Minutes before splashdown / altitude

  • 00:42:00 Command Module, Service Module Separation
        • ENGINES: Command Module Raise Burn: 24 x Reaction Control System 220N Engines (6 pods x4). ArianeGroup. The reaction control system will guide the Orion crew module after it separates from the SM in preparation for re-entering Earth’s atmosphere and splashdown into the ocean. Capable of 160 pounds of thrust for each engine, the system will ensure the spacecraft is properly oriented for re-entry, with its heat shield pointed forward, and stable during descent under parachutes. Burn: From less than 1 second up to 50 seconds.
  • 00:22:00 / 400,000 Feet Entry Interface (EI): Orion will enter the upper Earth atmosphere, then “skip” back out with the help of the atmosphere’s friction and the capsule’s lift, and finally re-enter the atmosphere for its final descent. Thermal Protection System Heat Shield. The heat shield is to slow down the vehicle. Aerobraking. Not specifically to withstand air resistance. The further out you go, the faster you come back. The Lunar-return velocities anticipated for Orion are expected to reach Mach 32 (39.000 km/hour) with temperatures between 2200 and 3300 degrees Celcius. The heat shield is 4,8 meters in diameter. Slowing down by the heat shield to 480 km/hour.
  • Plasma started building up around the vehicle, causing a two and a half minute blackout in communications.
  • 30.0000 Feet Forward Bay Cover Jettison. Parachute deployment begins with three forward bay cover parachutes used in conjunction with pyrotechnic linear thrusters to ensure separation of the forward baycover, which protects Orion and its parachutes during the heat of reentry. The forward bay cover parachutes are packed using a hydraulic press, with forces as high as 3,000 pounds.

  • 22,000 Feet Two drogue parachutes are deployed to slow and stabilize the crew module during descent and establish proper conditions for main parachute deployment to follow. The drogues are deployed by cannon-like mortars from the crew module forward bay 122 km/hour. The drogues are packed using a hydraulic press, with forces as high as 10,000 pounds.

  • 6,800-5,600 Feet Three pilot parachutes will lift and deploy the main parachutes from the crew module forward bay. They are mortar-deployed from the crew module forward bay at 122 km/hour. The pilots are packed using a hydraulic press for convenience but are much lower density and can be “hand packed” if required.

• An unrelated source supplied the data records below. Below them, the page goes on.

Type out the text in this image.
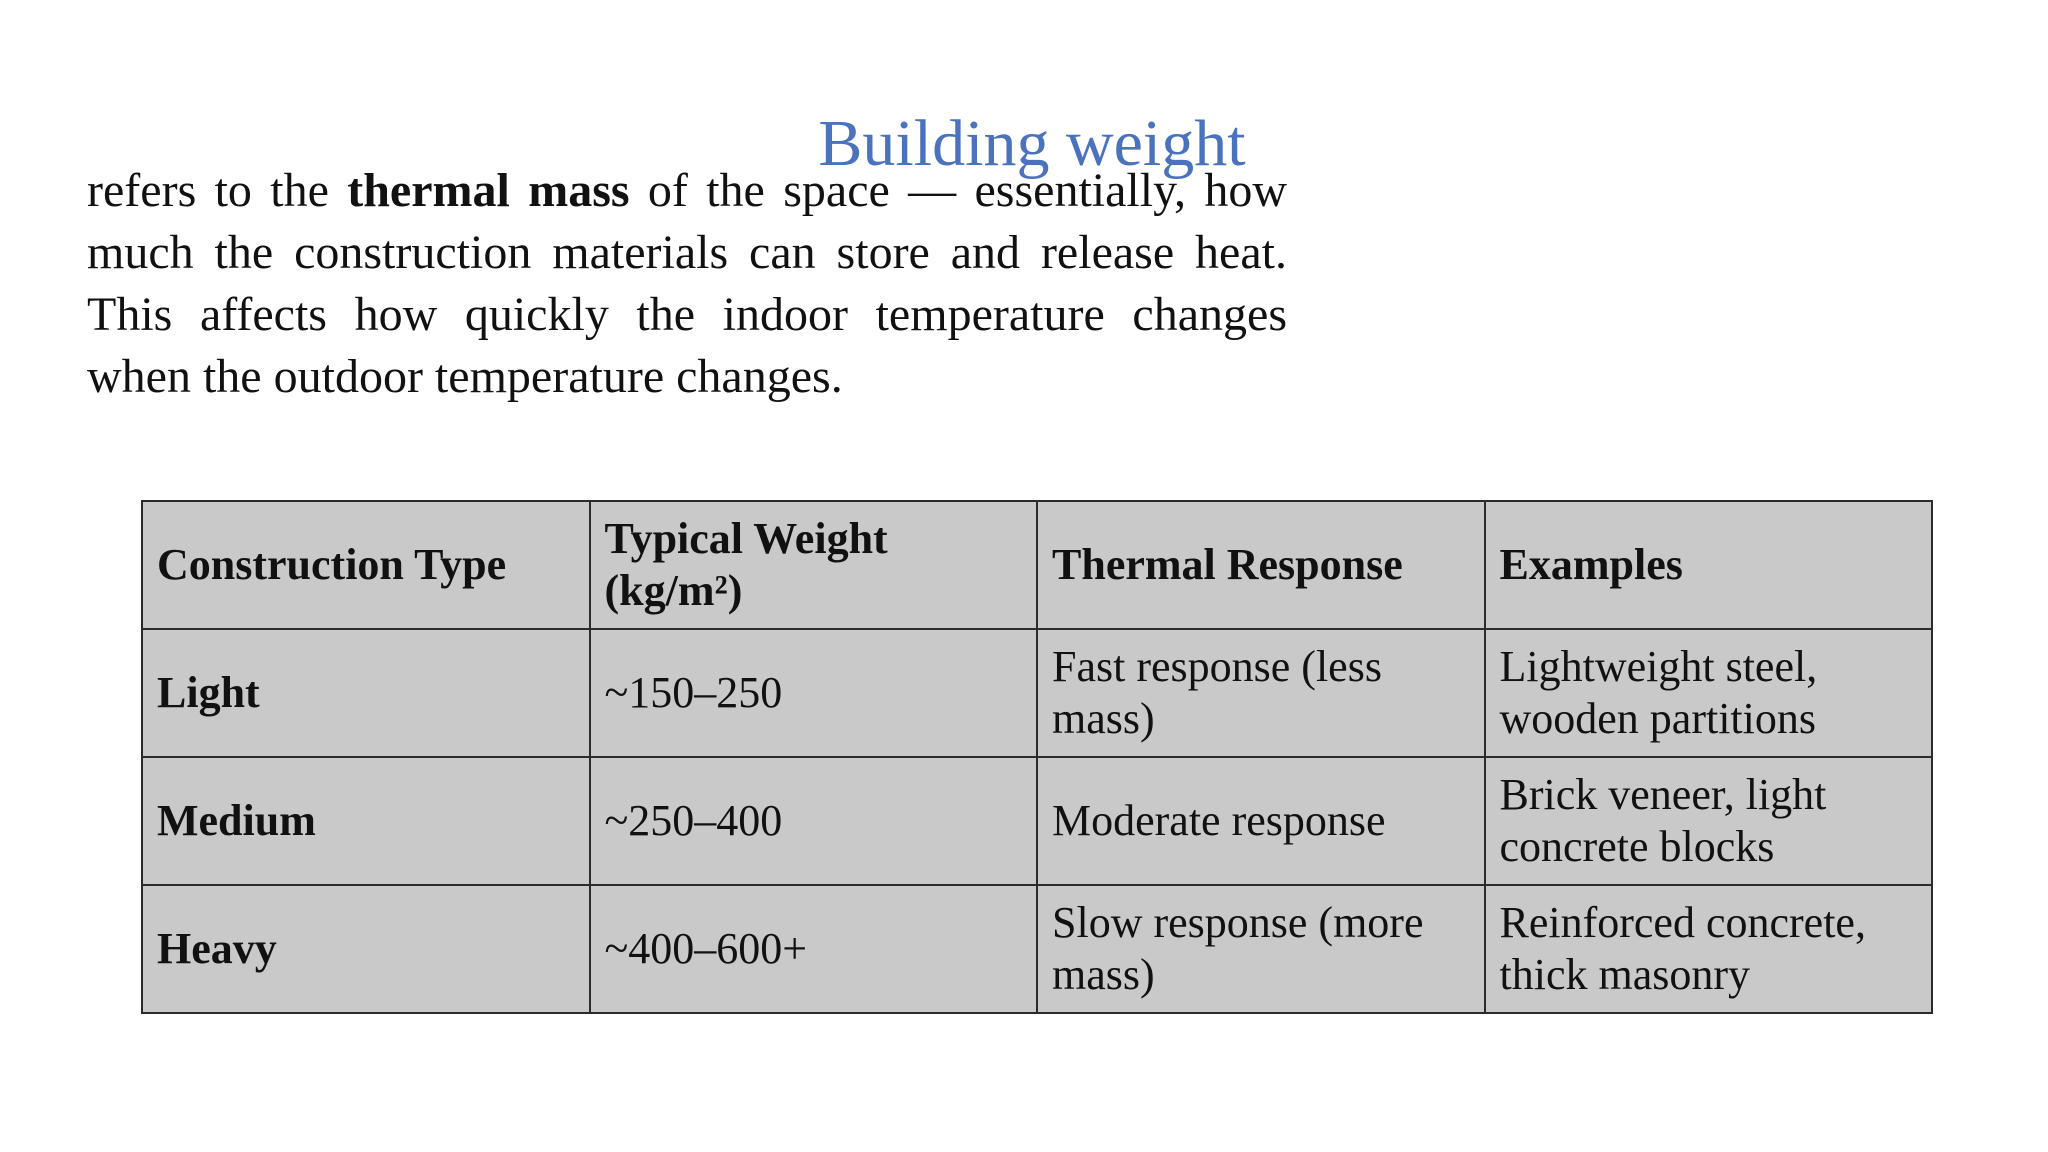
Building weight

refers to the thermal mass of the space — essentially, how much the construction materials can store and release heat. This affects how quickly the indoor temperature changes when the outdoor temperature changes.

Construction Type	Typical Weight (kg/m²)	Thermal Response	Examples
Light	~150–250	Fast response (less mass)	Lightweight steel, wooden partitions
Medium	~250–400	Moderate response	Brick veneer, light concrete blocks
Heavy	~400–600+	Slow response (more mass)	Reinforced concrete, thick masonry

  • 5,000 Feet Three main parachutes will then slow the crew module to a speed that ensures astronaut safety during landing. Each of Orion’s main parachutes weighs 270 pounds and is packed to the density of oak wood to fit in the top part of the spacecraft, but once fully inflated, the three mains would cover almost an entire football field. The mains are packed using a hydraulic press, with forces as high as 50,000 pounds. They are autoclaved with a vacuum applied to the parachute at 190 degrees Fahrenheit (88 degrees Celsius) for 48 hours to help “set” the packing and remove atmospheric moisture.

Recovery

  • Landing Platform Dock (LPD) class Navy ship.
  • Communication and data via MCC at JSC.
  • Deploy helicopters.
  • Deploy divers on Rigid Inflatable Boats (RIBs).
  • Data collecting upon entry (parachutes, temperatures).
  • Recovery of the jettisoned Forward Bay Cover and three parachutes by divers.
  • Splashdown Pacific Ocean near San Diego (50 to 60 nm of the coast). 20 miles/hour.
  • Main parachute cut and Crew Module (CM) Upright System Deploy.
  • As soon as Orion splashes down in the Pacific after its lunar mission, a team of divers, engineers, and technicians will depart the ship on small boats and arrive at the capsule.
  • Cooling down test of the CM in powered up mode (Artemis I).
  • Ready to recover the CM.
  • Divers approach the CM.
  • Divers attach a ponycolar (black-yellow-red-orange colors), an oversized fishing reel that can be adjusted pneumatically to secure the capsule while inside the well deck of the ship.
  • CM towed into the well deck of ship above the Orion Recover Cradle Assembly (ORCA).
  • Water is pumped out of the well deck and the CM lands in the ORCA.
  • For the uncrewd Artemis I mission the complete recovery will take 4-5 hours for data collection.